A novel imaging technology, dynamic optical coherence elastography (OCE), was adapted for clinical noninvasive measurements of corneal biomechanics. PURPOSE: Determining corneal biomechanical properties is a long-standing challenge. Elasticity imaging methods have recently been developed and applied for clinical evaluation of soft tissues in cancer detection, atherosclerotic plaque evaluation, surgical guidance, and more. Here, we describe the use of dynamic OCE to characterize mechanical wave propagation in the human cornea in vivo, thus providing a method for clinical determination of corneal biomechanical properties. METHODS: High-resolution phase-sensitive optical coherence tomography imaging was combined with microliter air-pulse tissue stimulation to perform dynamic elasticity measurements in 18 eyes of nine participants. Low-pressure (0.1 mmHg), spatiotemporally discreet (150 μm, 800 μs) tissue stimulation produced submicron-scale tissue deformations that were measured at multiple positions over a 1-mm(2) area. Surface wave velocity was measured and used to determine tissue stiffness. Elastic wave propagation velocity was measured and evaluated as a function of IOP and central corneal thickness. RESULTS: Submicron corneal surface displacement amplitude (range, 0.005 to 0.5 μm) responses were measured with high sensitivity (0.24 nm).
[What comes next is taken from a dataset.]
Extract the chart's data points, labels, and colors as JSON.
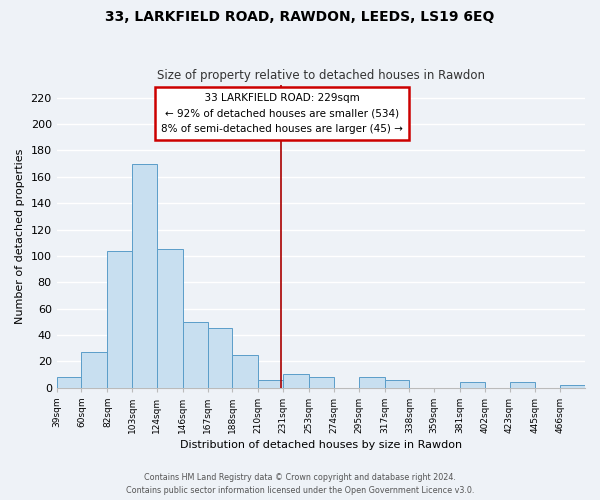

Corneal elastic wave velocity ranged from 2.4 to 4.2 m/s (mean, 3.5; 95% confidence interval, 3.2 to 3.8 m/s) and was correlated with central corneal thickness (r = 0.64, P < .001) and IOP (r = 0.52, P = .02). CONCLUSIONS: Phase-sensitive optical coherence tomography imaging combined with microliter air-pulse mechanical tissue stimulation has sufficient detection sensitivity to observe submicron elastic wave propagation in corneal tissue. These measurements enable in vivo corneal stiffness determinations that will be further studied for use with disease detection and for monitoring clinical interventions.